Les chances de retrouver encore des survivants, "sont minces, très minces, mais réelles", a précisé le vice-amiral Charles-Henri Garié, commandant du bataillon des marins-pompiers de Marseille.

Deux personnes toujours disparues

Selon les autorités, deux personnes supplémentaires pourraient se trouver encore sous les décombres du 65, le seul des trois immeubles écroulés lundi qui était officiellement habité. Les deux autres étaient murés et théoriquement vides, même si selon des témoignages, le n° 63 était souvent squatté par des sans-papiers ou les vendeurs de cigarettes de contrebande.

Plus généralement depuis lundi, de nombreux habitants du quartier - et des opposants politiques - critiquent l'action de la municipalité, qui avait notamment mis en avant les fortes pluies des derniers jours comme cause de ce drame.

Mais Jean-Claude Gaudin a fermement répondu jeudi matin, dénonçant notamment un rapport de 2015 "au vitriol" et d'un "parti-pris extraordinaire" selon lequel 100 000 personnes seraient victimes de l'habitat indigne ou insalubre à Marseille.

"Principe de précaution"

Défendant aussi l'action de la mairie, son adjoint à la prévention des risques, Julien Ruas, a lui souligné que lors de la seule journée de mercredi, 51 signalements concernant des immeubles avaient été faits auprès de ses services, pour 37 interventions et 4 évacuations au total, au nom du "principe de précaution".

"A ce stade", les causes précises de l'effondrement des immeubles 63 et 65 rue d'Aubagne peu après 9 heurs lundi matin ne sont toujours "pas établies", et il serait "prématuré d'imputer des responsabilités pénales", avait précisé le procureur de la République, Xavier Tarabeux mercredi.

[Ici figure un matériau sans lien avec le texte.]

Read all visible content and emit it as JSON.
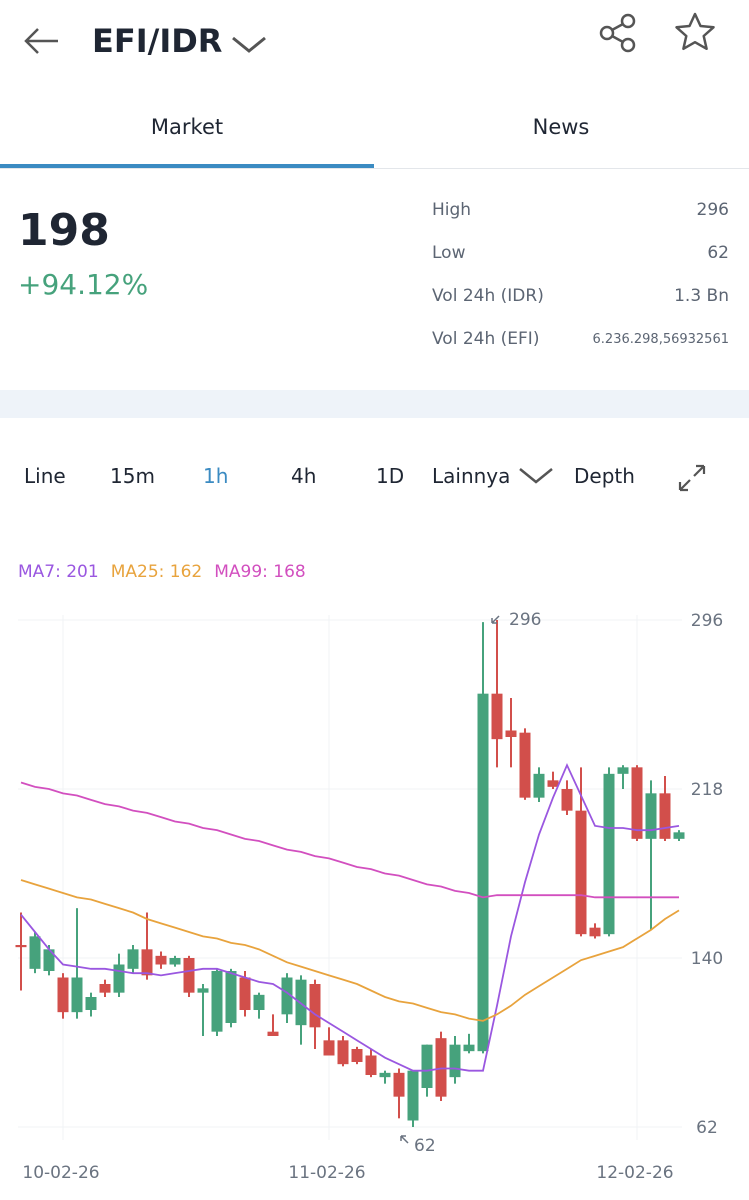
{
  "header": {
    "title": "EFI/IDR"
  },
  "tabs": [
    "Market",
    "News"
  ],
  "price": {
    "last": "198",
    "change": "+94.12%"
  },
  "stats": [
    [
      "High",
      "296"
    ],
    [
      "Low",
      "62"
    ],
    [
      "Vol 24h (IDR)",
      "1.3 Bn"
    ],
    [
      "Vol 24h (EFI)",
      "6.236.298,56932561"
    ]
  ],
  "timeframes": [
    "Line",
    "15m",
    "1h",
    "4h",
    "1D",
    "Lainnya",
    "Depth"
  ],
  "chart_data": {
    "type": "candlestick",
    "categories": [
      null,
      null,
      null,
      "10-02-26",
      null,
      null,
      null,
      null,
      null,
      null,
      null,
      null,
      null,
      null,
      null,
      null,
      null,
      null,
      null,
      null,
      null,
      null,
      "11-02-26",
      null,
      null,
      null,
      null,
      null,
      null,
      null,
      null,
      null,
      null,
      null,
      null,
      null,
      null,
      null,
      null,
      null,
      null,
      null,
      null,
      null,
      "12-02-26",
      null,
      null,
      null
    ],
    "open": [
      146,
      135,
      134,
      131,
      115,
      116,
      128,
      124,
      135,
      144,
      141,
      137,
      140,
      124,
      106,
      110,
      131,
      116,
      106,
      114,
      109,
      128,
      102,
      102,
      98,
      95,
      85,
      87,
      65,
      80,
      103,
      85,
      97,
      97,
      262,
      245,
      244,
      214,
      222,
      218,
      208,
      154,
      151,
      225,
      228,
      195,
      216,
      195
    ],
    "high": [
      161,
      152,
      146,
      133,
      163,
      124,
      130,
      142,
      146,
      161,
      143,
      141,
      141,
      128,
      135,
      135,
      134,
      124,
      114,
      133,
      132,
      130,
      108,
      104,
      99,
      98,
      88,
      89,
      88,
      100,
      106,
      104,
      105,
      295,
      296,
      260,
      246,
      228,
      226,
      222,
      228,
      156,
      228,
      229,
      229,
      222,
      224,
      199
    ],
    "low": [
      125,
      133,
      132,
      112,
      112,
      113,
      122,
      122,
      133,
      130,
      135,
      136,
      122,
      104,
      104,
      108,
      113,
      112,
      104,
      110,
      100,
      98,
      95,
      90,
      91,
      85,
      82,
      66,
      62,
      76,
      74,
      82,
      96,
      96,
      228,
      228,
      213,
      212,
      218,
      206,
      150,
      149,
      150,
      218,
      194,
      153,
      194,
      194
    ],
    "close": [
      145,
      150,
      144,
      115,
      131,
      122,
      124,
      137,
      144,
      132,
      137,
      140,
      124,
      126,
      134,
      134,
      116,
      123,
      104,
      131,
      130,
      108,
      95,
      91,
      92,
      86,
      87,
      76,
      88,
      100,
      76,
      100,
      100,
      262,
      241,
      242,
      214,
      225,
      219,
      208,
      151,
      150,
      225,
      228,
      195,
      216,
      195,
      198
    ],
    "up_color": "#46a27c",
    "down_color": "#d24f4b",
    "series": [
      {
        "name": "MA7: 201",
        "color": "#9a57e0",
        "values": [
          160,
          152,
          144,
          137,
          136,
          135,
          135,
          134,
          133,
          133,
          132,
          133,
          134,
          135,
          135,
          133,
          131,
          129,
          128,
          124,
          119,
          114,
          110,
          106,
          102,
          98,
          94,
          91,
          88,
          88,
          89,
          89,
          88,
          88,
          118,
          150,
          175,
          197,
          214,
          229,
          215,
          201,
          200,
          200,
          199,
          199,
          200,
          201
        ]
      },
      {
        "name": "MA25: 162",
        "color": "#e8a33d",
        "values": [
          176,
          174,
          172,
          170,
          168,
          167,
          165,
          163,
          161,
          158,
          156,
          154,
          152,
          150,
          149,
          147,
          146,
          144,
          141,
          138,
          136,
          134,
          132,
          130,
          128,
          125,
          122,
          120,
          119,
          117,
          115,
          114,
          112,
          111,
          114,
          118,
          123,
          127,
          131,
          135,
          139,
          141,
          143,
          145,
          149,
          153,
          158,
          162
        ]
      },
      {
        "name": "MA99: 168",
        "color": "#d24fbf",
        "values": [
          221,
          219,
          218,
          216,
          215,
          213,
          211,
          210,
          208,
          207,
          205,
          203,
          202,
          200,
          199,
          197,
          195,
          194,
          192,
          190,
          189,
          187,
          186,
          184,
          182,
          181,
          179,
          178,
          176,
          174,
          173,
          171,
          170,
          168,
          169,
          169,
          169,
          169,
          169,
          169,
          169,
          168,
          168,
          168,
          168,
          168,
          168,
          168
        ]
      }
    ],
    "annotations": [
      296,
      62
    ],
    "ylim": [
      56,
      302
    ],
    "yticks": [
      62,
      140,
      218,
      296
    ],
    "grid": true
  }
}
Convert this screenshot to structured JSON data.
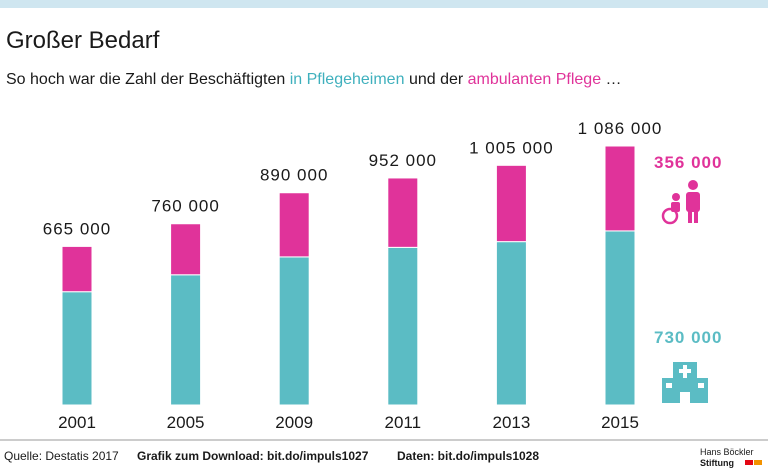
{
  "chart_data": {
    "type": "stacked-bar",
    "title": "Großer Bedarf",
    "subtitle": [
      "So hoch war die Zahl der Beschäftigten",
      "und der",
      "…"
    ],
    "categories": [
      "2001",
      "2005",
      "2009",
      "2011",
      "2013",
      "2015"
    ],
    "series": [
      {
        "name": "in Pflegeheimen",
        "color": "#5bbcc4",
        "values": [
          475000,
          546000,
          621000,
          661000,
          685000,
          730000
        ],
        "value_labels": [
          null,
          null,
          null,
          null,
          null,
          "730 000"
        ]
      },
      {
        "name": "ambulanten Pflege",
        "color": "#e0339a",
        "values": [
          190000,
          214000,
          269000,
          291000,
          320000,
          356000
        ],
        "value_labels": [
          null,
          null,
          null,
          null,
          null,
          "356 000"
        ]
      }
    ],
    "totals": [
      665000,
      760000,
      890000,
      952000,
      1005000,
      1086000
    ],
    "total_labels": [
      "665 000",
      "760 000",
      "890 000",
      "952 000",
      "1 005 000",
      "1 086 000"
    ]
  },
  "footer": {
    "source": "Quelle: Destatis 2017",
    "download": "Grafik zum Download: bit.do/impuls1027",
    "data": "Daten: bit.do/impuls1028",
    "logo_top": "Hans Böckler",
    "logo_bottom": "Stiftung"
  }
}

L'immeuble au 65 de la rue d'Aubagne avait fait l'objet d'un arrêté de péril imminent le 19 octobre, mais cela n'avait conduit à l'évacuation que d'un seul appartement, du 1er étage. Selon les premiers témoignages recueillis par les enquêteurs, ce bâtiment "avait bougé avant son éboulement". L'enquête n'a toutefois pas encore permis quel immeuble était tombé le premier.

Samedi 10 novembre, une marche blanche en souvenir des victimes du drame doit avoir lieu entre le quartier de Noailles et le Vieux-Port.